Elisa sah sie skeptisch an – besser? Was konnte das sein?
Nadja fuhr schmunzelnd fort. “Das glaubst Du mir nie!
Wir hatten unser Lager schon aufgebaut, als so ein komischer Tingel-Tangel-Wagen daherkam...“
Elisa blickte Nadja verstört an – was um alles in der Welt war ein Tingel-Tangel-Wagen?
“Bevor Du weiter blöd schaust – ich mein so was wie nen Zigeunerwagen mit Haushalt drin.

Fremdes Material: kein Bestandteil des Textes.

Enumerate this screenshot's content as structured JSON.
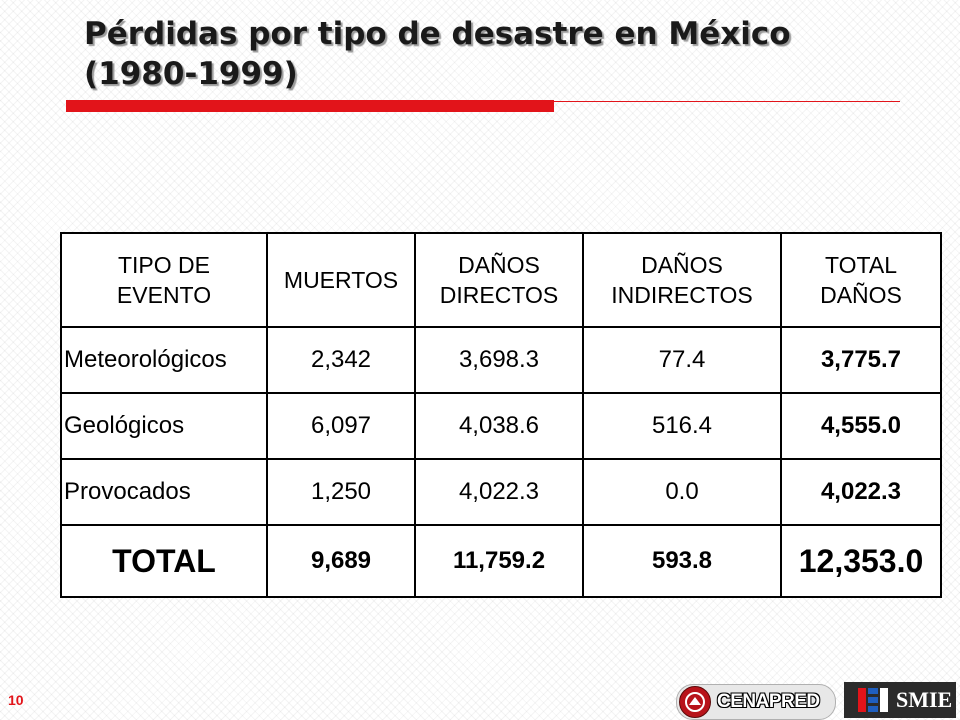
{
  "slide": {
    "title_line1": "Pérdidas por tipo de desastre en México",
    "title_line2": "(1980-1999)",
    "page_number": "10"
  },
  "table": {
    "headers": {
      "event": [
        "TIPO DE",
        "EVENTO"
      ],
      "deaths": [
        "MUERTOS"
      ],
      "direct": [
        "DAÑOS",
        "DIRECTOS"
      ],
      "indirect": [
        "DAÑOS",
        "INDIRECTOS"
      ],
      "total": [
        "TOTAL",
        "DAÑOS"
      ]
    },
    "rows": [
      {
        "event": "Meteorológicos",
        "deaths": "2,342",
        "direct": "3,698.3",
        "indirect": "77.4",
        "total": "3,775.7"
      },
      {
        "event": "Geológicos",
        "deaths": "6,097",
        "direct": "4,038.6",
        "indirect": "516.4",
        "total": "4,555.0"
      },
      {
        "event": "Provocados",
        "deaths": "1,250",
        "direct": "4,022.3",
        "indirect": "0.0",
        "total": "4,022.3"
      }
    ],
    "total_row": {
      "event": "TOTAL",
      "deaths": "9,689",
      "direct": "11,759.2",
      "indirect": "593.8",
      "total": "12,353.0"
    }
  },
  "logos": {
    "cenapred": "CENAPRED",
    "smie": "SMIE"
  },
  "colors": {
    "accent_red": "#e2141a",
    "text": "#000000"
  }
}
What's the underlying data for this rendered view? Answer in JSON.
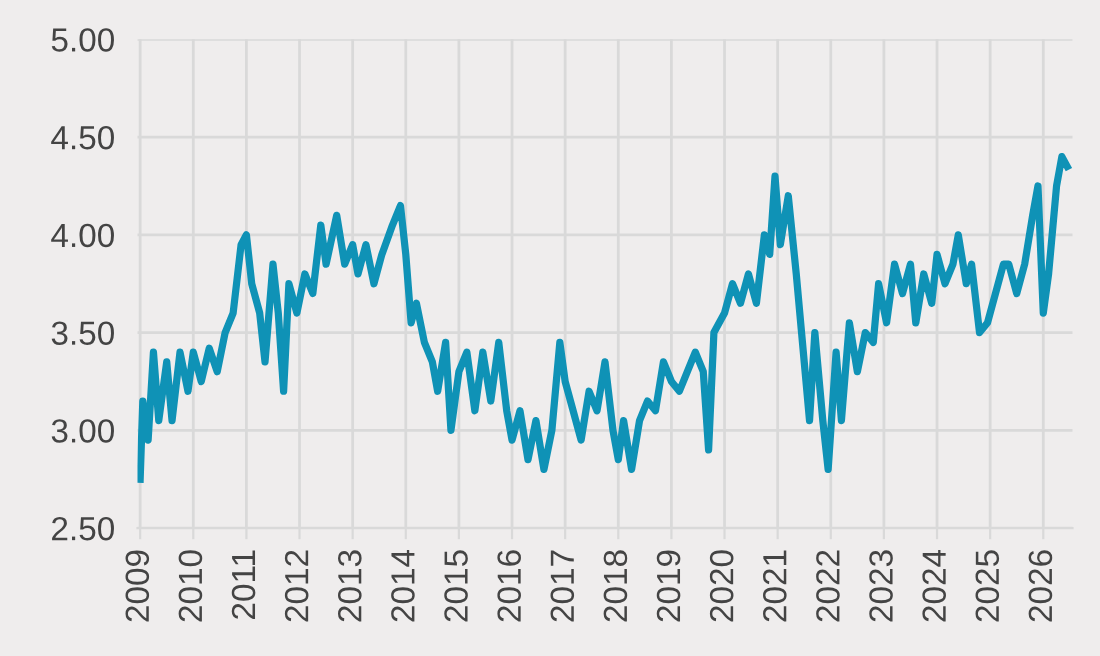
{
  "chart_data": {
    "type": "line",
    "xlim": [
      2008.95,
      2026.55
    ],
    "xticks": [
      2009,
      2010,
      2011,
      2012,
      2013,
      2014,
      2015,
      2016,
      2017,
      2018,
      2019,
      2020,
      2021,
      2022,
      2023,
      2024,
      2025,
      2026
    ],
    "ylim": [
      2.5,
      5.0
    ],
    "yticks": [
      {
        "value": 2.5,
        "label": "2.50"
      },
      {
        "value": 3.0,
        "label": "3.00"
      },
      {
        "value": 3.5,
        "label": "3.50"
      },
      {
        "value": 4.0,
        "label": "4.00"
      },
      {
        "value": 4.5,
        "label": "4.50"
      },
      {
        "value": 5.0,
        "label": "5.00"
      }
    ],
    "grid": true,
    "marker": "none",
    "line_style": "solid",
    "series": [
      {
        "color": "#0f92b6",
        "x": [
          2009.0,
          2009.05,
          2009.15,
          2009.25,
          2009.35,
          2009.5,
          2009.6,
          2009.75,
          2009.9,
          2010.0,
          2010.15,
          2010.3,
          2010.45,
          2010.6,
          2010.75,
          2010.9,
          2011.0,
          2011.1,
          2011.25,
          2011.35,
          2011.5,
          2011.6,
          2011.7,
          2011.8,
          2011.95,
          2012.1,
          2012.25,
          2012.4,
          2012.5,
          2012.7,
          2012.85,
          2013.0,
          2013.1,
          2013.25,
          2013.4,
          2013.55,
          2013.75,
          2013.9,
          2014.0,
          2014.1,
          2014.2,
          2014.35,
          2014.5,
          2014.6,
          2014.75,
          2014.85,
          2015.0,
          2015.15,
          2015.3,
          2015.45,
          2015.6,
          2015.75,
          2015.9,
          2016.0,
          2016.15,
          2016.3,
          2016.45,
          2016.6,
          2016.75,
          2016.9,
          2017.0,
          2017.15,
          2017.3,
          2017.45,
          2017.6,
          2017.75,
          2017.9,
          2018.0,
          2018.1,
          2018.25,
          2018.4,
          2018.55,
          2018.7,
          2018.85,
          2019.0,
          2019.15,
          2019.3,
          2019.45,
          2019.6,
          2019.7,
          2019.8,
          2020.0,
          2020.15,
          2020.3,
          2020.45,
          2020.6,
          2020.75,
          2020.85,
          2020.95,
          2021.05,
          2021.2,
          2021.35,
          2021.45,
          2021.6,
          2021.7,
          2021.85,
          2021.95,
          2022.1,
          2022.2,
          2022.35,
          2022.5,
          2022.65,
          2022.8,
          2022.9,
          2023.05,
          2023.2,
          2023.35,
          2023.5,
          2023.6,
          2023.75,
          2023.9,
          2024.0,
          2024.15,
          2024.3,
          2024.4,
          2024.55,
          2024.65,
          2024.8,
          2024.95,
          2025.1,
          2025.25,
          2025.35,
          2025.5,
          2025.65,
          2025.8,
          2025.9,
          2026.0,
          2026.1,
          2026.25,
          2026.35,
          2026.45
        ],
        "values": [
          2.75,
          3.15,
          2.95,
          3.4,
          3.05,
          3.35,
          3.05,
          3.4,
          3.2,
          3.4,
          3.25,
          3.42,
          3.3,
          3.5,
          3.6,
          3.95,
          4.0,
          3.75,
          3.6,
          3.35,
          3.85,
          3.6,
          3.2,
          3.75,
          3.6,
          3.8,
          3.7,
          4.05,
          3.85,
          4.1,
          3.85,
          3.95,
          3.8,
          3.95,
          3.75,
          3.9,
          4.05,
          4.15,
          3.9,
          3.55,
          3.65,
          3.45,
          3.35,
          3.2,
          3.45,
          3.0,
          3.3,
          3.4,
          3.1,
          3.4,
          3.15,
          3.45,
          3.1,
          2.95,
          3.1,
          2.85,
          3.05,
          2.8,
          3.0,
          3.45,
          3.25,
          3.1,
          2.95,
          3.2,
          3.1,
          3.35,
          3.0,
          2.85,
          3.05,
          2.8,
          3.05,
          3.15,
          3.1,
          3.35,
          3.25,
          3.2,
          3.3,
          3.4,
          3.3,
          2.9,
          3.5,
          3.6,
          3.75,
          3.65,
          3.8,
          3.65,
          4.0,
          3.9,
          4.3,
          3.95,
          4.2,
          3.8,
          3.5,
          3.05,
          3.5,
          3.05,
          2.8,
          3.4,
          3.05,
          3.55,
          3.3,
          3.5,
          3.45,
          3.75,
          3.55,
          3.85,
          3.7,
          3.85,
          3.55,
          3.8,
          3.65,
          3.9,
          3.75,
          3.85,
          4.0,
          3.75,
          3.85,
          3.5,
          3.55,
          3.7,
          3.85,
          3.85,
          3.7,
          3.85,
          4.1,
          4.25,
          3.6,
          3.8,
          4.25,
          4.4,
          4.35
        ]
      }
    ]
  }
}
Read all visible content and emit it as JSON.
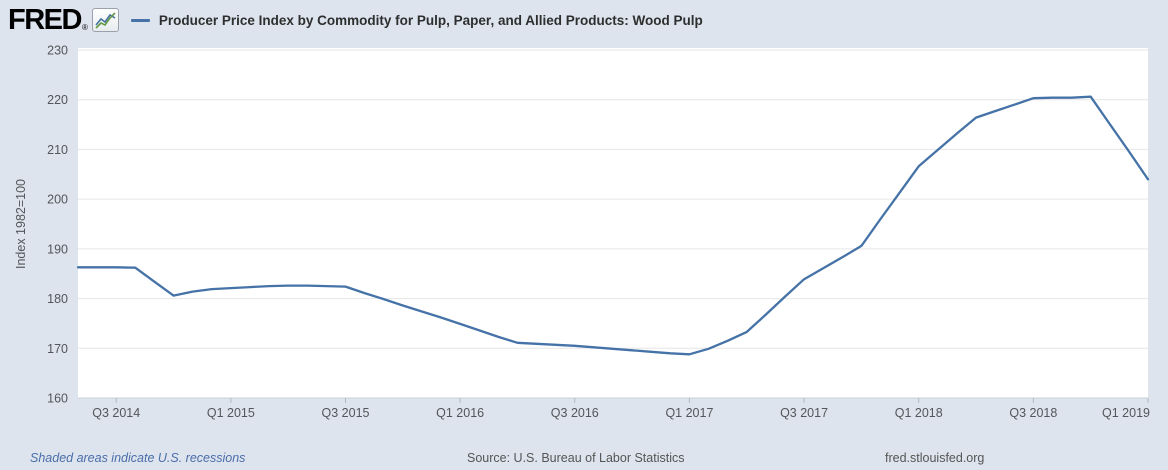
{
  "header": {
    "logo_text": "FRED",
    "registered_mark": "®",
    "series_title": "Producer Price Index by Commodity for Pulp, Paper, and Allied Products: Wood Pulp"
  },
  "footer": {
    "recessions_note": "Shaded areas indicate U.S. recessions",
    "source": "Source: U.S. Bureau of Labor Statistics",
    "site": "fred.stlouisfed.org"
  },
  "chart_data": {
    "type": "line",
    "title": "Producer Price Index by Commodity for Pulp, Paper, and Allied Products: Wood Pulp",
    "xlabel": "",
    "ylabel": "Index 1982=100",
    "ylim": [
      160,
      230
    ],
    "y_ticks": [
      160,
      170,
      180,
      190,
      200,
      210,
      220,
      230
    ],
    "grid": "horizontal",
    "legend_position": "top-left",
    "line_color": "#4572a7",
    "x_tick_labels": [
      "Q3 2014",
      "Q1 2015",
      "Q3 2015",
      "Q1 2016",
      "Q3 2016",
      "Q1 2017",
      "Q3 2017",
      "Q1 2018",
      "Q3 2018",
      "Q1 2019"
    ],
    "x_tick_month_offsets": [
      2,
      8,
      14,
      20,
      26,
      32,
      38,
      44,
      50,
      56
    ],
    "series": [
      {
        "name": "Producer Price Index by Commodity for Pulp, Paper, and Allied Products: Wood Pulp",
        "x": [
          "2014-05",
          "2014-06",
          "2014-07",
          "2014-08",
          "2014-09",
          "2014-10",
          "2014-11",
          "2014-12",
          "2015-01",
          "2015-02",
          "2015-03",
          "2015-04",
          "2015-05",
          "2015-06",
          "2015-07",
          "2015-08",
          "2015-09",
          "2015-10",
          "2015-11",
          "2015-12",
          "2016-01",
          "2016-02",
          "2016-03",
          "2016-04",
          "2016-05",
          "2016-06",
          "2016-07",
          "2016-08",
          "2016-09",
          "2016-10",
          "2016-11",
          "2016-12",
          "2017-01",
          "2017-02",
          "2017-03",
          "2017-04",
          "2017-05",
          "2017-06",
          "2017-07",
          "2017-08",
          "2017-09",
          "2017-10",
          "2017-11",
          "2017-12",
          "2018-01",
          "2018-02",
          "2018-03",
          "2018-04",
          "2018-05",
          "2018-06",
          "2018-07",
          "2018-08",
          "2018-09",
          "2018-10",
          "2018-11",
          "2018-12",
          "2019-01"
        ],
        "values": [
          186.3,
          186.3,
          186.3,
          186.2,
          183.4,
          180.6,
          181.4,
          181.9,
          182.1,
          182.3,
          182.5,
          182.6,
          182.6,
          182.5,
          182.4,
          181.1,
          179.9,
          178.6,
          177.4,
          176.2,
          174.9,
          173.6,
          172.3,
          171.1,
          170.9,
          170.7,
          170.5,
          170.2,
          169.9,
          169.6,
          169.3,
          169.0,
          168.8,
          169.9,
          171.5,
          173.3,
          176.8,
          180.4,
          183.9,
          186.1,
          188.3,
          190.6,
          196.0,
          201.3,
          206.6,
          209.9,
          213.2,
          216.4,
          217.7,
          219.0,
          220.3,
          220.4,
          220.4,
          220.6,
          215.1,
          209.6,
          204.0
        ]
      }
    ]
  }
}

Aber nicht aus Holz, sondern wie n Planenwagen mit Lederplanen.“, klärte sie Elisa auf und deren Mine erhellte sich sichtlich.
“Naja, das Ding hat sein Lager bei uns aufgeschlagen. Und die Besitzer – die waren geil...“, gluckste Nadja vor Lachen schon. “Aus dem Wagen ist ne Mammi ausgestiegen, so was hat die Welt noch nicht gesehen. Ein rotes Kleid, ein Dekollte zum neidisch werden und schön wie Ornella Muti! Und eine Stimme...“, und Nadja lachte laut auf und schüttelte den Kopf ungläubig. Elisa sah sie nun entgültig verwirrt an.
“Stell Dir vor Joe Cocker und Bonni Tyler haben n Kind. Und das hat Halsschmerzen, drei Liter Whiskey und ne Stange Zigaretten intus – so klang die!“
Elisa grinste – na das musste eine Frau sein, schön wie die Welt und eine Stimme wie ein Reibeisen!
Doch schon erzählte Nadja weiter.
“Und was die zu uns sagte war der Hammer – ob sie uns ihren Schutz anbieten darf!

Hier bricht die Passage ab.